Shari and Bryan see their work and its impact in a holistic picture. They are feeding people directly, but they are also fueling their local economy. They estimate they spend around $100,000 a year on equipment, inputs, and their employees: Gary, Melissa, Emily, and part-timer Matt (all of whom commute from Portland). “Just about everything we buy is local,” Bryan says.
They recently added two greenhouses, largely to grow arugula, which is their number one crop. This brings their total to four—each of which was built with supplies from local hardware stores, using local labor.
“We’re plowing money back into our farm, and into our community,” Shari says; she estimates that about 90 percent of their expenses are spent locally. Even many of their seeds come from local companies, including Frank Morton’s Wild Garden Seed of Corvallis.
Every Oregon farm plays a role in the economic vitality of its community and region. This “multiplier effect” is a key reason that Oregon agriculture is so important to the whole state’s economy—Oregon farmers spend $3.4 billion on their businesses each year, and the Oregon Department of Agriculture estimates that one in eight Oregon jobs is agriculture-related. The output from farms like Dancing Roots also supports jobs in the city, from distribution company workers to line chefs and dishwashers. This is true throughout Oregon.
Shari and Bryan also believe that a healthy farming community depends on farmers working together. So they collaborate with fellow agricultural professionals through the Northwest Farmer to Farmer Exchange, a listserve and an annual conference to talk farming practices, business strategies, and other issues. Shari is also a board member of Friends of Family Farmers and is on the Advisory Committee with the Portland Area CSA Coaltion.
The success of Oregon farming depends on thousands of dedicated, hardworking people like Shari and Bryan. While most of their produce stays in the local area, other farmers in the state have a much more national, and even global, orientation. A full 80 percent of Oregon agricultural products are exported out of state, and 40 percent leave the country altogether.
Standing at Dancing Roots, with its sweeping views across the Sandy River canyon just twenty minutes from downtown Portland, it’s hard not to think that in many states, land this beautiful and close to the city might be covered in gated subdivisions.

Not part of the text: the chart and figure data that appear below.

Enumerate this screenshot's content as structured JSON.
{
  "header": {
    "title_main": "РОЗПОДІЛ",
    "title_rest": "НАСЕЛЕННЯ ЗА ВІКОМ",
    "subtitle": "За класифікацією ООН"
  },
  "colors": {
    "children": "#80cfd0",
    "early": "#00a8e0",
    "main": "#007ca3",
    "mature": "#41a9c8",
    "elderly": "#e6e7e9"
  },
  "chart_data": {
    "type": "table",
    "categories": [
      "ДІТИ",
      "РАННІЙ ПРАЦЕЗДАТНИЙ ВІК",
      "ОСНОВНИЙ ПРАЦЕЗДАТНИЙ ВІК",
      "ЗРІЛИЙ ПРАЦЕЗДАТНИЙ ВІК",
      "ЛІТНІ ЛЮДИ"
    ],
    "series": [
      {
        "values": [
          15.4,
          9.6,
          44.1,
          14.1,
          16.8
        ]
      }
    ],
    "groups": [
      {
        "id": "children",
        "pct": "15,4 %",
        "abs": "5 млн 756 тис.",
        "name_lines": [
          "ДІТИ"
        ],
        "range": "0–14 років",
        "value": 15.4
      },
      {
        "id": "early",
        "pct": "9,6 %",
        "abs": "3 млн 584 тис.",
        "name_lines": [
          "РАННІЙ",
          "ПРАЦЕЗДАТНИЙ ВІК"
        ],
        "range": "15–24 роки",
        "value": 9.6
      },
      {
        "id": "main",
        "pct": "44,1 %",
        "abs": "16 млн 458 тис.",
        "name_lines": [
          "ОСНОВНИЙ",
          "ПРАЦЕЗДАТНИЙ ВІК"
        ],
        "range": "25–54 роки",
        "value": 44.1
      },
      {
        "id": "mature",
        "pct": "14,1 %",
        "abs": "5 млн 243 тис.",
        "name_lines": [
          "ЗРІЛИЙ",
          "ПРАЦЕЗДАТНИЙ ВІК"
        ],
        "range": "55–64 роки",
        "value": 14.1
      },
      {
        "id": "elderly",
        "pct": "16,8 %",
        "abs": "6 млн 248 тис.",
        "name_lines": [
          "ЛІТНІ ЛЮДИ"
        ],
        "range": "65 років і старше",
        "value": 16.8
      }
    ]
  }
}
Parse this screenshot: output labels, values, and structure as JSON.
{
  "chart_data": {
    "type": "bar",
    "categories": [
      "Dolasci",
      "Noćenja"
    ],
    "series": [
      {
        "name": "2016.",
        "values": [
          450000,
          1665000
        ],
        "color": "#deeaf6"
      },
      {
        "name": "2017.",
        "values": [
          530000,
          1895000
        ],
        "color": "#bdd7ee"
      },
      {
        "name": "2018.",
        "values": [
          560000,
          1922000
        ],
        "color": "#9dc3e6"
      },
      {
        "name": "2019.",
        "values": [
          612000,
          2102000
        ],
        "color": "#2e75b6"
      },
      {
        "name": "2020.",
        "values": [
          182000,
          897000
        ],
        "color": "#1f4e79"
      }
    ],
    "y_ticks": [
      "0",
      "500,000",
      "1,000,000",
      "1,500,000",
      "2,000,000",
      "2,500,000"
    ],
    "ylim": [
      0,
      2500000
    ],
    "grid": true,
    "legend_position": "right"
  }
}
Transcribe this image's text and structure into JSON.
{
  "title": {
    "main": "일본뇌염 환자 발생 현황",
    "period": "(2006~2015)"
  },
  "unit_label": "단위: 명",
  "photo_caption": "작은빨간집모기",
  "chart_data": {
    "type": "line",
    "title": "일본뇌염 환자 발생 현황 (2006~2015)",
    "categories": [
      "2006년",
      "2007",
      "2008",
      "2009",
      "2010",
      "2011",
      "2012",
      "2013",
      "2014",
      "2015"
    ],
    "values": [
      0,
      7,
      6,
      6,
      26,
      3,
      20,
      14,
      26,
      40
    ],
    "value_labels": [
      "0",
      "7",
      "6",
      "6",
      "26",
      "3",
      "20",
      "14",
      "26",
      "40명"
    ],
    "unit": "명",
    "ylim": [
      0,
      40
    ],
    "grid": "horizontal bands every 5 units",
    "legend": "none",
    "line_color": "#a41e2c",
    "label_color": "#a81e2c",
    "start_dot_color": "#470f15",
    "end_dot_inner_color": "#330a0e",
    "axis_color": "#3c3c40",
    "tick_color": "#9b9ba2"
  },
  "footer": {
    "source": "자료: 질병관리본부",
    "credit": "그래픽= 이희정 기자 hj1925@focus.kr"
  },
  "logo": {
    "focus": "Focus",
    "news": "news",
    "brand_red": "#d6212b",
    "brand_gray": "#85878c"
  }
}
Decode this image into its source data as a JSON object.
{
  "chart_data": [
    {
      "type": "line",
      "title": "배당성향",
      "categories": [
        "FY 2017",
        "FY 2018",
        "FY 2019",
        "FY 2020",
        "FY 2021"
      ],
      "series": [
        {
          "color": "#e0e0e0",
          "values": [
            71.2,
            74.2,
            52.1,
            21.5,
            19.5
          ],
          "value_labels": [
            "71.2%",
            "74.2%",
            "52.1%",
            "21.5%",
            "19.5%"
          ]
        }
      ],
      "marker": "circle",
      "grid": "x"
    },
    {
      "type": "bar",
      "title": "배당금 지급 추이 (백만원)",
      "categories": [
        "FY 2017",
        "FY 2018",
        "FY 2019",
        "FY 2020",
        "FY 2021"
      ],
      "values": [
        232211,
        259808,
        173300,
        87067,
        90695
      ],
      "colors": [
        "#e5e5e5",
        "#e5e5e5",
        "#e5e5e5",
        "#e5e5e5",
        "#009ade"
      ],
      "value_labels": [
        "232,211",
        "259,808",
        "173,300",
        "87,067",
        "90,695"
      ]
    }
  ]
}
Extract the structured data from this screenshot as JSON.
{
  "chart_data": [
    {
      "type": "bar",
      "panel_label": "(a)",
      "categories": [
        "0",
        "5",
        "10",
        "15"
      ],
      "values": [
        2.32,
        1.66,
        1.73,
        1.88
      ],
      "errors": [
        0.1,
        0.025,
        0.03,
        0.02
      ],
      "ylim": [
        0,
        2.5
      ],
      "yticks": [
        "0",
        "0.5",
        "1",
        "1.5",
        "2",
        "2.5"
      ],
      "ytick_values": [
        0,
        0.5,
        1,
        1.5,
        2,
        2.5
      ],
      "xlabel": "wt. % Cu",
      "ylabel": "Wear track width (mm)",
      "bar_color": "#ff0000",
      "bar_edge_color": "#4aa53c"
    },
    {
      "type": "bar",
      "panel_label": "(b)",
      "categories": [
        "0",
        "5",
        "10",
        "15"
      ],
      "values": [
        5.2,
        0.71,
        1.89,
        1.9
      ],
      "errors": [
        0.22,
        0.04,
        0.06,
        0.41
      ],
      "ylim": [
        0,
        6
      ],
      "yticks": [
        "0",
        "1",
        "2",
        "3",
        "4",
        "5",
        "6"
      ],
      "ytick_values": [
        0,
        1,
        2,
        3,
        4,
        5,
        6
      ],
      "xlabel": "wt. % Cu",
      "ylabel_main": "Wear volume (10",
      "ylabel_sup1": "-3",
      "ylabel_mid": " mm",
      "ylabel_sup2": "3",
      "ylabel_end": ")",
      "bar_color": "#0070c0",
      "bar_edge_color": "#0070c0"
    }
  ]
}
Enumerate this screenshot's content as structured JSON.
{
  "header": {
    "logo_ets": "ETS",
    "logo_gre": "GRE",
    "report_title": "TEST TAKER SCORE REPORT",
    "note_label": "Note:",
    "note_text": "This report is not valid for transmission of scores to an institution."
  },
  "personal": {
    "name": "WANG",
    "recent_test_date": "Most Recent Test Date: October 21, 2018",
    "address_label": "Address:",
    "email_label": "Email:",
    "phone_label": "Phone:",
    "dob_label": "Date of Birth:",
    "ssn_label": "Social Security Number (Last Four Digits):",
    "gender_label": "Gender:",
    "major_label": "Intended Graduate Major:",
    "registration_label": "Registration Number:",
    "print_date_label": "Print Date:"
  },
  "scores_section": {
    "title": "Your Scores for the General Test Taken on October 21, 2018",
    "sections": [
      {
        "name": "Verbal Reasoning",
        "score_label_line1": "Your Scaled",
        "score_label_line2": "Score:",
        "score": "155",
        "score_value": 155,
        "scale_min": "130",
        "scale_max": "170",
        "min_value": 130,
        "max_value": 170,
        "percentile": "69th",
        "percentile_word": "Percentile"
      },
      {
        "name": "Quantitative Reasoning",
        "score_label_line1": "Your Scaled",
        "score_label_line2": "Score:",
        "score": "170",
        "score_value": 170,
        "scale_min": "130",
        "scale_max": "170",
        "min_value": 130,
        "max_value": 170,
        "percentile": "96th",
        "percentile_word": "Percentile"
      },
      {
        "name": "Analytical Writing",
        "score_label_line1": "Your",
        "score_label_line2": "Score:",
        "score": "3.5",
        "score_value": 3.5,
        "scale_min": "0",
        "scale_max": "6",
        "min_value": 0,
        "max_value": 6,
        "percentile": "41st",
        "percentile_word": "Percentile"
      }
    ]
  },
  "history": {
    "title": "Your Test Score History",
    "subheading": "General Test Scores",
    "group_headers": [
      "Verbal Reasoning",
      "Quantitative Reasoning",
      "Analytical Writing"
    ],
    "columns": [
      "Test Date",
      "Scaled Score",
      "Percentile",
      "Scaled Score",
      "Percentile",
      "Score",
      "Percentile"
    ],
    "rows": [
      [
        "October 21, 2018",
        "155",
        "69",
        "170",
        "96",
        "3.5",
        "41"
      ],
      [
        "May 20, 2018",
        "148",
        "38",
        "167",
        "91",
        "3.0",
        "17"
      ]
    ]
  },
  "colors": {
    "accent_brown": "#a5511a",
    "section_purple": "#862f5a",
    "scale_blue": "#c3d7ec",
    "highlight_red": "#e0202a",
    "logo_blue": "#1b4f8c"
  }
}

But thanks Oregon’s leadership in land use planning, that hasn’t happened. A huge percentage of Oregon’s farming still happens right in the backyards of the state’s largest cities. Like Dancing Roots, Oregon farms aren’t all located in some far-off rural place far from Oregon’s cities. In fact, five of the top ten agriculture counties in the state are considered “urban” by the US Census Bureau.
It’s a remarkable statistic worth celebrating.
But it’s more important that we celebrate the work of farmers like Shari and Bryan whenever we sit down for a fresh meal in Oregon. This Thanksgiving, we’re raising a toast to them all.